Ces dispositions s’accordent naturellement avec celles du ménage Rubens. Dès la première lettre qu’écrit le prisonnier, il recommande de ne pas ébruiter l’affaire, de la tenir absolument cachée. Instruite par lui, sa noble femme non seulement lui pardonne du fond du cœur, mais elle le supplie de ne plus jamais parler de torts qu’elle veut oublier elle-même. Elle sent tout l’intérêt qu’il y a pour eux à ne pas indisposer les membres d’une famille puissante et justement irritée ; elle ne s’ouvre même pas à ses proches de la vérité ; pour eux, comme pour tout le monde, son mari est la victime des événemens politiques. Elle s’efforce de vivre ignorée et, comme elle le dit, « de nourrir les siens sans scandale. » Avec une persévérance stoïque, elle poursuit son projet de dérober à tous la faute de son indigne époux.

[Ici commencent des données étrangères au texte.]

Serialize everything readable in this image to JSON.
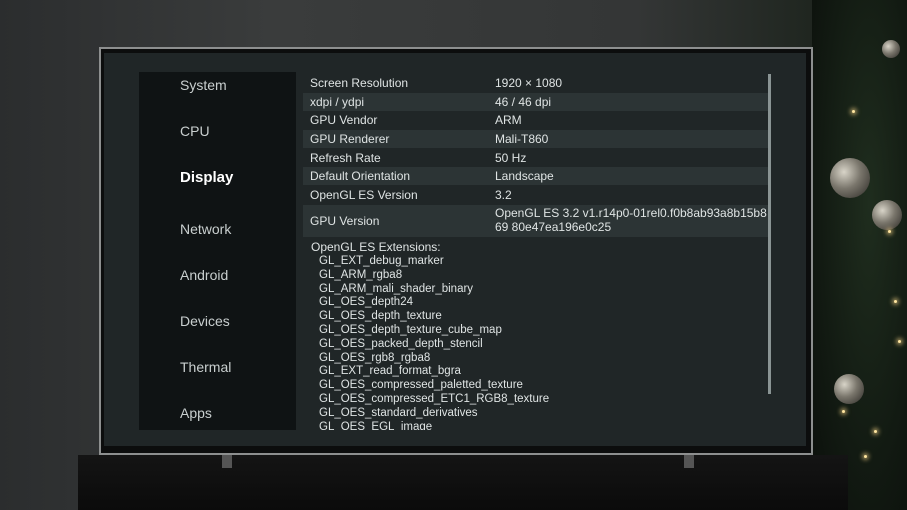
{
  "sidebar": {
    "items": [
      {
        "label": "System"
      },
      {
        "label": "CPU"
      },
      {
        "label": "Display",
        "active": true
      },
      {
        "label": "Network"
      },
      {
        "label": "Android"
      },
      {
        "label": "Devices"
      },
      {
        "label": "Thermal"
      },
      {
        "label": "Apps"
      }
    ]
  },
  "display": {
    "rows": [
      {
        "key": "Screen Resolution",
        "value": "1920 × 1080"
      },
      {
        "key": "xdpi / ydpi",
        "value": "46 / 46 dpi"
      },
      {
        "key": "GPU Vendor",
        "value": "ARM"
      },
      {
        "key": "GPU Renderer",
        "value": "Mali-T860"
      },
      {
        "key": "Refresh Rate",
        "value": "50 Hz"
      },
      {
        "key": "Default Orientation",
        "value": "Landscape"
      },
      {
        "key": "OpenGL ES Version",
        "value": "3.2"
      },
      {
        "key": "GPU Version",
        "value": "OpenGL ES 3.2 v1.r14p0-01rel0.f0b8ab93a8b15b869 80e47ea196e0c25"
      }
    ],
    "extensions_title": "OpenGL ES Extensions:",
    "extensions": [
      "GL_EXT_debug_marker",
      "GL_ARM_rgba8",
      "GL_ARM_mali_shader_binary",
      "GL_OES_depth24",
      "GL_OES_depth_texture",
      "GL_OES_depth_texture_cube_map",
      "GL_OES_packed_depth_stencil",
      "GL_OES_rgb8_rgba8",
      "GL_EXT_read_format_bgra",
      "GL_OES_compressed_paletted_texture",
      "GL_OES_compressed_ETC1_RGB8_texture",
      "GL_OES_standard_derivatives",
      "GL_OES_EGL_image"
    ]
  }
}
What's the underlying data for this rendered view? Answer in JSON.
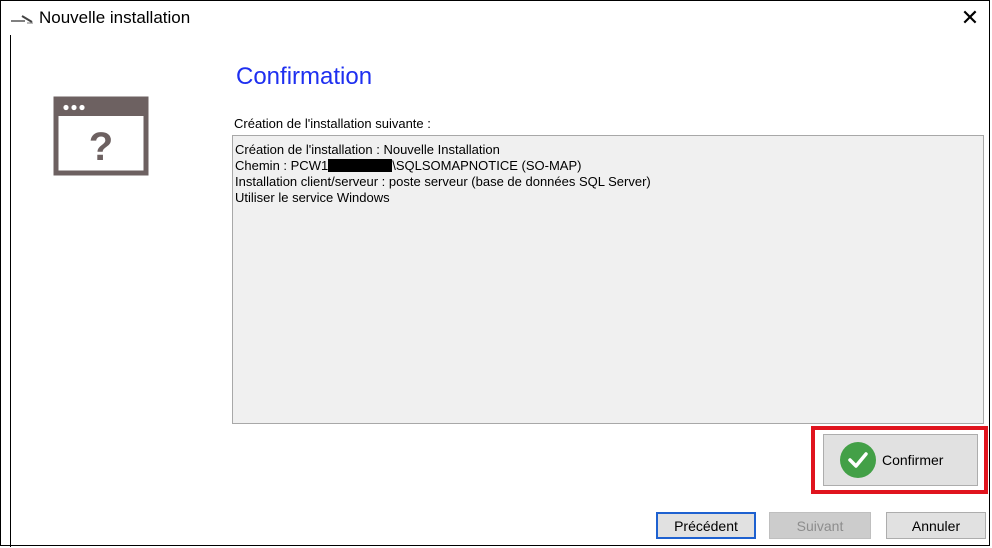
{
  "window": {
    "title": "Nouvelle installation",
    "close_symbol": "✕",
    "app_icon": "wizard-pen-icon"
  },
  "page": {
    "heading": "Confirmation",
    "illustration_icon": "window-question-icon",
    "illustration_symbol": "?",
    "summary_label": "Création de l'installation suivante :",
    "summary": {
      "line1": "Création de l'installation : Nouvelle Installation",
      "line2_prefix": "Chemin : PCW1",
      "line2_suffix": "\\SQLSOMAPNOTICE (SO-MAP)",
      "line3": "Installation client/serveur : poste serveur (base de données SQL Server)",
      "line4": "Utiliser le service Windows"
    }
  },
  "actions": {
    "confirm_label": "Confirmer",
    "confirm_icon": "checkmark-circle-icon",
    "previous_label": "Précédent",
    "next_label": "Suivant",
    "next_enabled": false,
    "cancel_label": "Annuler"
  },
  "colors": {
    "heading": "#1e2ff0",
    "highlight_border": "#e0141e",
    "check_green": "#43a047",
    "focus_border": "#1e61d0"
  }
}
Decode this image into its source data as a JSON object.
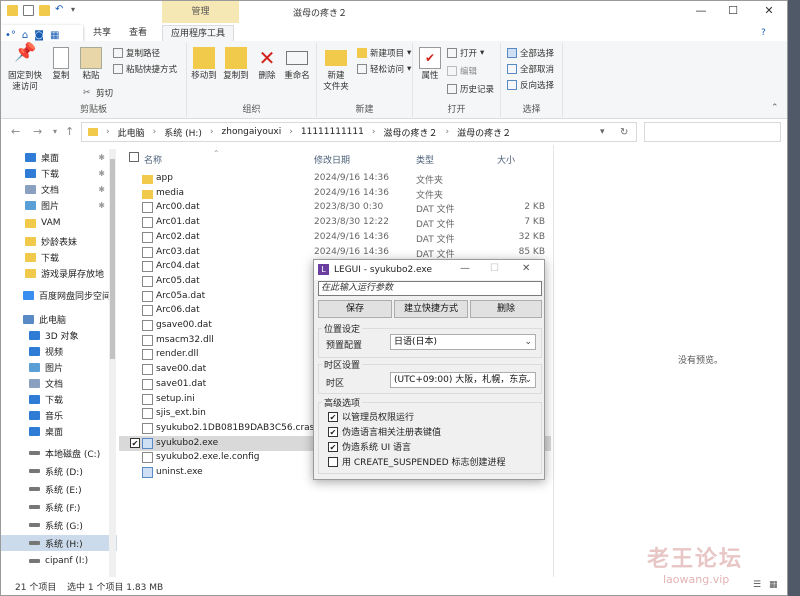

Elle garde jusqu’au bout son secret et, par le seul mensonge qui n’ait pas coûté à sa nature loyale, c’est elle-même qui dans l’inscription de sa tombe à l’église Saint-Pierre parle du bonheur sans nuage qu’elle lui a dû ! Plus tard, elle soutient ce pieux mensonge et, pour ne pas nuire à l’honneur de son nom, ni à l’avenir de ses fils, elle continue à se taire sur cette triste aventure, sur les terribles conséquences qu’elle a eues pour elle. Afin de dépister les malveillans et les curieux, elle compose alors de toutes pièces la légende d’un séjour continu à Cologne où les enfans seraient nés, de la vie paisible et unie que le ménage y aurait menée. Ses deux fils, Philippe et Pierre-Paul, s’appliquent à confirmer cette légende. Eux seuls, d’ailleurs, étaient en situation de la prolonger, car, ainsi que M. Verachter l’a établi par ses consciencieuses recherches[1], Maria Rubens devait survivre à ses cinq autres enfans. Trois d’entre eux, Claire, Henri et Barthélemi, étaient morts avant le départ de Cologne ; Jean, l’aîné, à la date du 24 novembre 1581, se trouvait en Italie depuis plus de trois ans et demi,

  1. Verachter, Généalogie de Pierre-Paul Rubens ; Anvers, 1840.